J Surg Case Rep. 2023 Jan 26;2023(1):rjac639. doi: 10.1093/jscr/rjac639. eCollection 2023 Jan.

Abstract

A 59-year-old female with recurrent Anterior Choroidal Artery (AchA) aneurysm was elected for surgery at our institution through a standard pterional approach. Two thin perforating branches were found to origin from the dome of the aneurysm during operation, and therefore complete aneurysm clipping preserving these branches was not feasible. These perforating branches were temporarily occluded under motor-evoked potential (MEP) monitoring.
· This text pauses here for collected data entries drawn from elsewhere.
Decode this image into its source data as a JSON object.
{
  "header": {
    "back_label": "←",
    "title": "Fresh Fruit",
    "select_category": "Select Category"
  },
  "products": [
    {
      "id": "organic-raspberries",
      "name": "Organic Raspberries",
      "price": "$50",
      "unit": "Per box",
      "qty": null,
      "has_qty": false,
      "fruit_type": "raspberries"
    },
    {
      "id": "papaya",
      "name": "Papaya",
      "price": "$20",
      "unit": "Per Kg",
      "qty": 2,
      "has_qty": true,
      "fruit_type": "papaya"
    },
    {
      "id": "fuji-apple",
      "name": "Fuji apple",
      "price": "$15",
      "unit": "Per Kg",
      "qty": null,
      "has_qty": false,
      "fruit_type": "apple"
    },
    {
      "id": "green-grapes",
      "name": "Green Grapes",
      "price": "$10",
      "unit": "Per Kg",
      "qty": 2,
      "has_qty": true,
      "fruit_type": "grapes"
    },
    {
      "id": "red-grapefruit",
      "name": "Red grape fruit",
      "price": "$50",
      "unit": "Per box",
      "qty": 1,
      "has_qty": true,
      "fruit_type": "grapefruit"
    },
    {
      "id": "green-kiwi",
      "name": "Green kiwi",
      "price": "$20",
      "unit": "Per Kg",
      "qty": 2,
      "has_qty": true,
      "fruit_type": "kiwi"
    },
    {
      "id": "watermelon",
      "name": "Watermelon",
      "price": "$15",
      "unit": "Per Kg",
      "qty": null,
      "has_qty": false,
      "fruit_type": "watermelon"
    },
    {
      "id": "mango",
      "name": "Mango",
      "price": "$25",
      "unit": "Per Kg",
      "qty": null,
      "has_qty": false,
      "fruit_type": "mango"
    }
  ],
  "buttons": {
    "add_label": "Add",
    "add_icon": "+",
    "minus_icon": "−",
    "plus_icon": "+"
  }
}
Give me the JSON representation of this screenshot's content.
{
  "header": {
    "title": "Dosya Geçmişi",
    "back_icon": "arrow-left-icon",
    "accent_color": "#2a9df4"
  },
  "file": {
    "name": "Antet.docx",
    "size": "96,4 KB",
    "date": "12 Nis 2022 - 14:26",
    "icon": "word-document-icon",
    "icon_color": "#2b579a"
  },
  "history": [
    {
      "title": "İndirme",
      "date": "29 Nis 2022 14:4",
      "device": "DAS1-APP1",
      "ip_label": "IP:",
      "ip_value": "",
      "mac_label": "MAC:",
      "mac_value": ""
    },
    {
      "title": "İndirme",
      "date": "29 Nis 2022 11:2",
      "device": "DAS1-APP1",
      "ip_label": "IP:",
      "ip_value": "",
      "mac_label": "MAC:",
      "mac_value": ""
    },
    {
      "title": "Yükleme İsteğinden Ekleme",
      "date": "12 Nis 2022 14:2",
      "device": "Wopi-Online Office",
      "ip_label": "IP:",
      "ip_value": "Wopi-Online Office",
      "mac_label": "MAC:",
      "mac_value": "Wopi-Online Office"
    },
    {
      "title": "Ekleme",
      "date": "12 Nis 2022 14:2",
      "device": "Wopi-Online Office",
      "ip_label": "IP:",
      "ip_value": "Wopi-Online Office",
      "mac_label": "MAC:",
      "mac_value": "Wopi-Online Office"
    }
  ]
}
The MEPs remained stable during 10 min of temporary clipping, and we concluded that these branches could be sacrificed, and therefore neck clipping was performed occluding these tiny AchA perforators. Although postoperative magnetic resonance imaging with diffusion-weighted images showed ischemic signs in left AchA territory after the operation, the patient remained asymptomatic and was discharged home with mRS 0.

Keywords: anterior choroidal artery; internal carotid artery; intracerebral aneurysm; motor-evoked potential monitoring; occlusion test; surgical clipping.